Qu’est-ce qui te rend le plus fier par rapport à la série ?
De voir que tout le monde a tellement mis le meilleur de ce qu’ils sont. Xavier, dans n’importe quel projet, met ses tripes, son cœur et sa tête sur la table. J’ai l’impression que nous tous (toute l’équipe d’acteurs, de techniciens et de concepteurs), on a fait la même affaire, et cela a créé une espèce d’unité solide, forte et belle.
Qu’est-ce qui te rend le plus fier par rapport à ton personnage ?
C’est d’avoir été dans la vulnérabilité et d’avoir été capable de tenir cette force-là. Ce sont des personnages qui ont beaucoup de failles, mais à travers ces failles, on a accès à beaucoup d’humanité et je trouve ça vraiment beau.


Éric Bruneau
Présente-moi ton personnage.
Je joue Denis Larouche. C’est comme celui qui a pris la place du père quand le père est décédé, si je peux dire. C’est un gars qui est en plein divorce. Sa famille, ses filles et sa femme lui échappent. Il essaie de tenir la famille Larouche ensemble alors que c’est en train d’éclater. C’est un gars qui est order et un gars qui est très, très sensible. C’était super le fun à faire, c’est quelque chose que je n’avais jamais joué. C’était plaisant de jouer avec Xavier et de retrouver les camarades avec qui on avait fait la pièce de théâtre aussi! Je dirais que mon personnage est celui qui a le plus bougé entre la pièce de théâtre et la série télé; c’est le personnage qui a le plus changé. Dans la pièce, dans la façon dont Michel Marc Bouchard l’avait écrit, on découvrait qu’il connaissait le secret, et c’était plus un être en colère, alors que là, Xavier voulait aller dans quelque chose de plus brisé et sensible.
Ton personnage est pas mal le plus transparent du groupe. Comment te sens-tu avec ça ? C’est différent de ton personnage dans Faits divers, par exemple.
C’était super beau parce que j’étais entouré de super acteurs. Mon personnage essaie de trouver aussi ce qui s’est passé, mais c’est comme s’il le subit. J’étais tenu d’une main de maître par Xavier. Et de retrouver mes camarades – Julie, Patrick – et de jouer avec Xavier, c’était vraiment un pur bonheur.
Quelle est la scène qui t’a le plus marqué ?
C’est le plan séquence dans le quatrième épisode! À un moment donné, on manquait de temps, puis Xavier a décidé de faire un plan séquence, au salon funéraire. C’est comme des bijoux, quand ça t’arrive comme acteur, qu’une équipe d’à peu près cinquante personnes qui se mettent tous ensemble pour réussir un plan. On ne le voit pas, mais quand la caméra passait, il y avait des gens qui enlevaient des cadres sur les murs et qui les remettaient, et que l’émotion soit là en même temps et de réussir au moment précis à casser à la bonne place. Je faisais ça avec Julie, mais on était toute une équipe autour. Ça a été un bonheur de faire ça! Il n’y a pas de cut dans cette scène, puis ça dure deux minutes et demie. C’était comme une danse avec toute l’équipe; c’était vraiment super!

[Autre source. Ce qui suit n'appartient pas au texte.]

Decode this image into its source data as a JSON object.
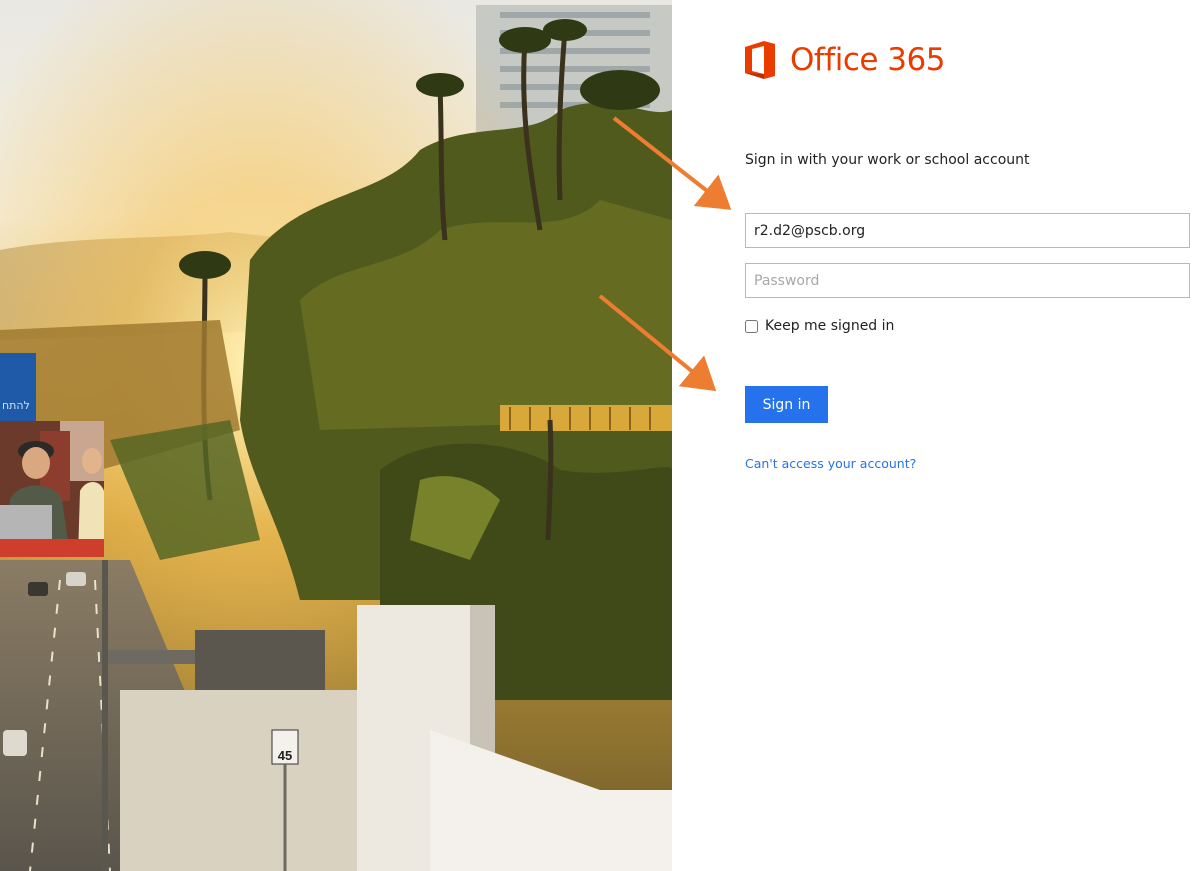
{
  "brand": {
    "name": "Office 365",
    "logo_color": "#eb3c00",
    "logo_icon": "office-logo-icon"
  },
  "signin": {
    "heading": "Sign in with your work or school account",
    "email_value": "r2.d2@pscb.org",
    "password_placeholder": "Password",
    "keep_signed_in_label": "Keep me signed in",
    "keep_signed_in_checked": false,
    "signin_button": "Sign in",
    "cant_access_link": "Can't access your account?",
    "accent_color": "#2672ec"
  },
  "promo": {
    "tile_text": "להתח"
  },
  "annotations": {
    "arrow_color": "#ed7d31",
    "arrows": [
      "arrow-to-email-field",
      "arrow-to-signin-button"
    ]
  }
}
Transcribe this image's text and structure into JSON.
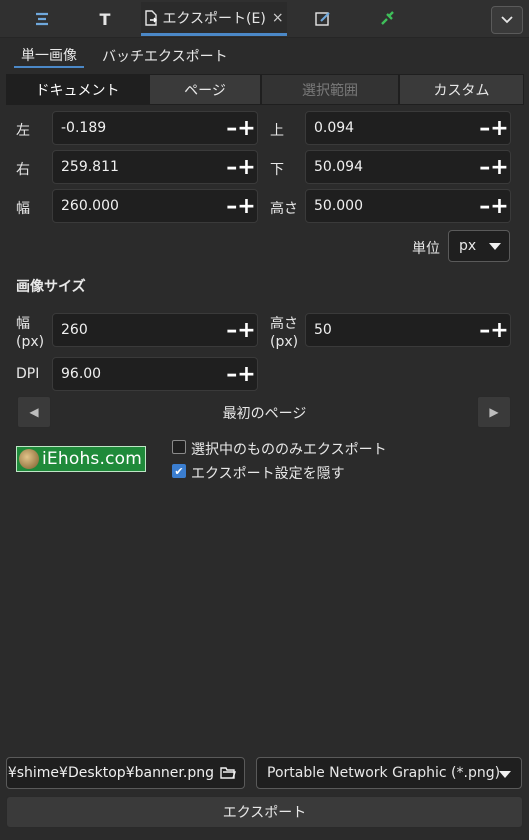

Qu’est-ce qui te rend le plus fier par rapport à la série ?
C’est une fierté collective d’avoir vu Xavier aller au front avec Nancy Grant, pour se battre pour avoir cette ampleur, que le Club illico soit embarqué, que Canal+ soit embarqué… Tu sais, c’est vraiment d’avoir pris part à ça. Je suis juste fier de mes amis. Je suis fier qu’ils aient réussi à faire ça. Je ne suis pas dévoré par le trac; j’ai juste hâte que les gens le voient, qu’ils voient le talent de Xavier, qui était déjà confirmé. Je suis très fier de faire partie de ce gang-là !


Jasmine Lemée
Présente-moi ton personnage.
J’incarne la jeune Mireille de 14 ans. Elle vit un drame familial, ce qui la rend plus difficile à vivre selon les autres et selon elle aussi. Elle vit beaucoup de choses à l’intérieur qu’elle ne peut pas exprimer, et ça la chamboule beaucoup. [..] Mireille ne l’a pas facile, car elle doit garder un secret qu’elle ne peut pas révéler. Elle trouve ça super lourd à porter sur ses épaules. Elle aimerait le révéler aux gens parce qu’elle a l’impression que les gens ne la comprennent pas, ne la regardent pas et la traitent de tous les noms possibles. D’un autre côté, elle ne veut pas détruire l’amour qui peut rester quelque part là-dedans.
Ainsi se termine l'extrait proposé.